The 3rd raw moment of a binomial distribution

What is the 3rd raw moment (that is, $ E\{X^3\} $) of a Binomial distribution with parameters $n$ and $p$?

I am getting $n(n-1)(n-2)p^3 + 3n(n-1)p^2 + np$. Is it correct?


Solution 1:

For such a distribution, it is best to compute the probability generating function (PGF) rather than MGF. That is to say, $$P_X(t) = \operatorname{E}[t^X] = \sum_{x=0}^n t^x \binom{n}{x} p^x (1-p)^{n-x} = \sum_{x=0}^n \binom{n}{x} (pt)^x (1-p)^{n-x} = (pt+1-p)^n,$$ the last equality being a consequence of the binomial theorem.
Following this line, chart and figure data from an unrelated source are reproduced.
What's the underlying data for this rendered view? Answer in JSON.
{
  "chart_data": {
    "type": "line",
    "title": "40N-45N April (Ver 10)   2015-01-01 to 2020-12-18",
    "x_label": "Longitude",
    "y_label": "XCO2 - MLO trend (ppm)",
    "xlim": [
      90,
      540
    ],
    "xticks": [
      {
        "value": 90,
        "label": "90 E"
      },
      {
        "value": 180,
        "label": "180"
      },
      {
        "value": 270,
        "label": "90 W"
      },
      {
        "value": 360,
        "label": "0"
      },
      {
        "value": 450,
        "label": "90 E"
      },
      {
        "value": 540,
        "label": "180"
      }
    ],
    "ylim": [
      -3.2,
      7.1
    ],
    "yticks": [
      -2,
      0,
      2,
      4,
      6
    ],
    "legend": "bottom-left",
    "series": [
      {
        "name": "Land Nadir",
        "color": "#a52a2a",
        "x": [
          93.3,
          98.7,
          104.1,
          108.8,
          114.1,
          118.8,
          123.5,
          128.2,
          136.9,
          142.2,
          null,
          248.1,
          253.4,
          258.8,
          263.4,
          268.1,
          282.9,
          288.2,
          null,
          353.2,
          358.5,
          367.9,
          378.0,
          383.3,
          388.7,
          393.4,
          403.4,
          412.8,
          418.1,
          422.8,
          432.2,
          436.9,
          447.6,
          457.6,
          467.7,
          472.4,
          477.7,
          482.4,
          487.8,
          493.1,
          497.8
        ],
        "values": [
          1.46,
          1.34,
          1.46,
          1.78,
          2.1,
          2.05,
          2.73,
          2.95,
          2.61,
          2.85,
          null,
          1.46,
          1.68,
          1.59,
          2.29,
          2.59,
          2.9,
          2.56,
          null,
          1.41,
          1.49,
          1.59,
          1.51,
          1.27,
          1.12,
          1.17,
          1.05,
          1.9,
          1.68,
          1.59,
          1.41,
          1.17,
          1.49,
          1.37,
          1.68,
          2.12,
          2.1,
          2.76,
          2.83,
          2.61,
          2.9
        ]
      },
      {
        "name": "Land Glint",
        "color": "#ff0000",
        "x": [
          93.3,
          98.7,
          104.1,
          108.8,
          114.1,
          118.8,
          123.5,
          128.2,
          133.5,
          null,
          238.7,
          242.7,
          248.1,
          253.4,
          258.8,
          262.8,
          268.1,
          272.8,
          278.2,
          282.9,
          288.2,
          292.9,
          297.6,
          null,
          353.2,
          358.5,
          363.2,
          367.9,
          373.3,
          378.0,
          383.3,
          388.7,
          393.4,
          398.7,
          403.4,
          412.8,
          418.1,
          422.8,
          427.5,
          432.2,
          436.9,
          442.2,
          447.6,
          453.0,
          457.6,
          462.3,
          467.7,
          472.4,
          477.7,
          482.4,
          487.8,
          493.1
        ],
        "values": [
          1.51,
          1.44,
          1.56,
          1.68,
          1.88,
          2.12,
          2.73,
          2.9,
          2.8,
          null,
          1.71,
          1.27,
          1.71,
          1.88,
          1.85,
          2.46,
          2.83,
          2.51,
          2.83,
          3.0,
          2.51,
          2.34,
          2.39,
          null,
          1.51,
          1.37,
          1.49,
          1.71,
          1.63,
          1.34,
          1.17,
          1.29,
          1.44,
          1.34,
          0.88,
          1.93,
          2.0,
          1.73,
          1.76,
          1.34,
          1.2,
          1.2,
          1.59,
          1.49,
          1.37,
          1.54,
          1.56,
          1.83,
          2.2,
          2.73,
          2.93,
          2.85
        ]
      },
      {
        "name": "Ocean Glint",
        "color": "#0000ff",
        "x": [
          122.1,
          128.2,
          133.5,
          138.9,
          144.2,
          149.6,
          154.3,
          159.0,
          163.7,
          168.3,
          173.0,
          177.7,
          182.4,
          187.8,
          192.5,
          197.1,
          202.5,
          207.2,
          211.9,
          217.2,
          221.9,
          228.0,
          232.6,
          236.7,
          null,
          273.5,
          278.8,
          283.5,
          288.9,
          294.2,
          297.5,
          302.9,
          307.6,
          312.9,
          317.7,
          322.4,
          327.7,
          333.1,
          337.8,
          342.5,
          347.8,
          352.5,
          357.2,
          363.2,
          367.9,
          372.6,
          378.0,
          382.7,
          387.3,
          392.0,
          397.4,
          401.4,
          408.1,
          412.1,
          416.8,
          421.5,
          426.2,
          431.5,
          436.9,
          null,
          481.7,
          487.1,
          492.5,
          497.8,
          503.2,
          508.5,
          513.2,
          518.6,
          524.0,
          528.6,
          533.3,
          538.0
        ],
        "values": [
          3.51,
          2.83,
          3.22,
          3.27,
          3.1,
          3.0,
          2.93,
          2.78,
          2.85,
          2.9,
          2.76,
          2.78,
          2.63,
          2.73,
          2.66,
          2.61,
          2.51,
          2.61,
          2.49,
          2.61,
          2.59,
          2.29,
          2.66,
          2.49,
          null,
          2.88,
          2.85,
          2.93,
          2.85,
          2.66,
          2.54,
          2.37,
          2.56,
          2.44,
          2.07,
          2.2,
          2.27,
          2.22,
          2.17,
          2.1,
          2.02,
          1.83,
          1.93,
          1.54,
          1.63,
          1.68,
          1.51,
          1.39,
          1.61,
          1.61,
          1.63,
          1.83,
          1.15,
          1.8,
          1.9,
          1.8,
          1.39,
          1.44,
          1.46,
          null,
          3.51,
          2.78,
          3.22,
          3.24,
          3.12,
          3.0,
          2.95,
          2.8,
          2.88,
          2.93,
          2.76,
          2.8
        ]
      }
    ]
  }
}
From here, we observe/recall that $$\left[\frac{dP}{dt}\right]_{t=1} = \operatorname{E}\left[X t^{X-1}\right]_{t=1} = \operatorname{E}[X],$$ and similarly $$\left[\frac{d^2P}{dt^2}\right]_{t=1} = \operatorname{E}[X(X-1)],$$ and in general, $$\left[\frac{d^k P}{dt^k}\right]_{t=1} = \operatorname{E}[X(X-1)\cdots(X-k+1)].$$ Therefore, for $k = 1, 2, 3$, we get $$\operatorname{E}[X] = \frac{d}{dt}\left[(pt+1-p)^n\right]_{t=1} = np,$$ $$\operatorname{E}[X(X-1)] = \frac{d^2}{dt^2}\left[(pt+1-p)^n\right]_{t=1} = n(n-1)p^2,$$ $$\operatorname{E}[X(X-1)(X-2)] = n(n-1)(n-2)p^3,$$ and indeed in the general case, $$\operatorname{E}[X(X-1)\ldots(X-k+1)] = n(n-1)\ldots(n-k+1)p^k.$$ Therefore, $$\operatorname{E}[X^3] = (n(n-1)(n-2)p^3) + 3(n(n-1)p^2) + np.$$

Solution 2:

We start by calculating the moment generating function $M_X(t)=E(e^{tX})$, which is $$\sum_0^n e^{tk}\binom{n}{k} p^kq^{n-k},$$ where $q$ is an abbreviation for $1-p$.

If we note that $e^{tk}p^k=(e^t p)^k$, we recognize the sum as $(e^{tp}+q)^n$.

Now use the fact that $E(X^3)$ is the third derivative of $M_X(t)$ at $t=0$. The calculation is a little unpleasant, but mechanical.